Olhando para o futuro, Fang espera que mais PeVatrons remanescentes de supernovas sejam encontrados, o que os ajudará a descobrir se essa descoberta é única ou se todos os cadáveres estelares têm a capacidade de acelerar partículas a tais velocidades. “Esta pode ser a ponta do iceberg”, diz ela. Instrumentos promissores como o Cherenkov Telescope Array, um observatório de raios gama com mais de 100 telescópios sendo erguidos no Chile e na Espanha, podem até localizar PeVatrons além de nossa própria galáxia.

Saltzberg também acredita que os experimentos de próxima geração devem ser capazes de ver neutrinos (pequenas partículas neutras que também podem resultar quando os pions decaem) chegando de remanescentes de supernovas. Detectá-los com o Observatório de Neutrinos IceCube, que procura seus vestígios no Pólo Sul, seria ainda mais uma prova de que esses locais são PeVatrons porque indicaria a presença de píons.
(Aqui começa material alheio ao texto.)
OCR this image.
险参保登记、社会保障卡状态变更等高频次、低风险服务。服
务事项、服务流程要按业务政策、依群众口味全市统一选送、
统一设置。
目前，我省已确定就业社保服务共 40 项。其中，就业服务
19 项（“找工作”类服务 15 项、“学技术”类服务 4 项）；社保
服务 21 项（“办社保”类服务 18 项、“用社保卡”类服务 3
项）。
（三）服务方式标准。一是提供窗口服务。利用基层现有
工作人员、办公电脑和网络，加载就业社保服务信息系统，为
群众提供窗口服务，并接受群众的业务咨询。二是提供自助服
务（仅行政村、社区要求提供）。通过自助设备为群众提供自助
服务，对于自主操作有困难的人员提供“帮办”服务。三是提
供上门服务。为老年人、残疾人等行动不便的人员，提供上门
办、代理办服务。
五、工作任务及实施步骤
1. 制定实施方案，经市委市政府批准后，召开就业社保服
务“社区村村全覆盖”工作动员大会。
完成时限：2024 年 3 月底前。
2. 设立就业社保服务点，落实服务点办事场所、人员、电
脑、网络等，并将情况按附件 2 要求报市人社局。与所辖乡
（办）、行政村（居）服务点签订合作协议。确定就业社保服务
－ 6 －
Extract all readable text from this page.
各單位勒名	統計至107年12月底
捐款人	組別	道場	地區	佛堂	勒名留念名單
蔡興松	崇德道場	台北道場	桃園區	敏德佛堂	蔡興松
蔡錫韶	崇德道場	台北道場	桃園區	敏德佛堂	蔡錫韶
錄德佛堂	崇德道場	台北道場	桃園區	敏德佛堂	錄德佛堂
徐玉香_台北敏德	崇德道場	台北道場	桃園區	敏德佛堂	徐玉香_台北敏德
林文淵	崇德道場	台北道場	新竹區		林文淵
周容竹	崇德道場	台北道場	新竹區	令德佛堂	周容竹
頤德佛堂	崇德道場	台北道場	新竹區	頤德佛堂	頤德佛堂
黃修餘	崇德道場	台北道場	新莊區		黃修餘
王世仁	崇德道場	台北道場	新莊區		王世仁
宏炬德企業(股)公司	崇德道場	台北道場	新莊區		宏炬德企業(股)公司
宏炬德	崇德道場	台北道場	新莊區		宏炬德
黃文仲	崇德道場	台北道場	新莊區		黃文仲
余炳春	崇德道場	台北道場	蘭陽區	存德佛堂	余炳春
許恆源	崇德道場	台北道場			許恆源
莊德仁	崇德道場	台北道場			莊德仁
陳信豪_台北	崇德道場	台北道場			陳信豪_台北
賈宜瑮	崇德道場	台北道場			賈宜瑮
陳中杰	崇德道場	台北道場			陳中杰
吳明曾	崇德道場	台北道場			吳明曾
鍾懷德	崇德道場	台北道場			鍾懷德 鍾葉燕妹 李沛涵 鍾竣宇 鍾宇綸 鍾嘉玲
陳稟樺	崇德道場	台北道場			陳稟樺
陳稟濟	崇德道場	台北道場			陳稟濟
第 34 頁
E Fang concorda: “Será fantástico se telescópios como o IceCube puderem ver neutrinos diretamente das fontes, porque os neutrinos são sondas limpas de interações de prótons – eles não podem ser feitos por elétrons”.

Em última análise, encontrar os PeVatrons do nosso universo é crucial para entender como as relíquias da morte estelar pavimentam o caminho para o nascimento de novas estrelas – e como as partículas de maior energia ajudam a alimentar esse ciclo cósmico. Os raios cósmicos influenciam a pressão e a temperatura, impulsionam os ventos galácticos e ionizam moléculas em regiões estelares férteis como remanescentes de supernovas. Algumas dessas estrelas podem formar seus próprios planetas ou um dia explodir em supernovas, iniciando o processo novamente.

“Estudar raios cósmicos é quase tão importante para entender as origens da vida quanto estudar exoplanetas ou qualquer outra coisa”, diz Kerr. “É tudo um sistema energético muito complicado. E só agora estamos começando a entendê-lo.”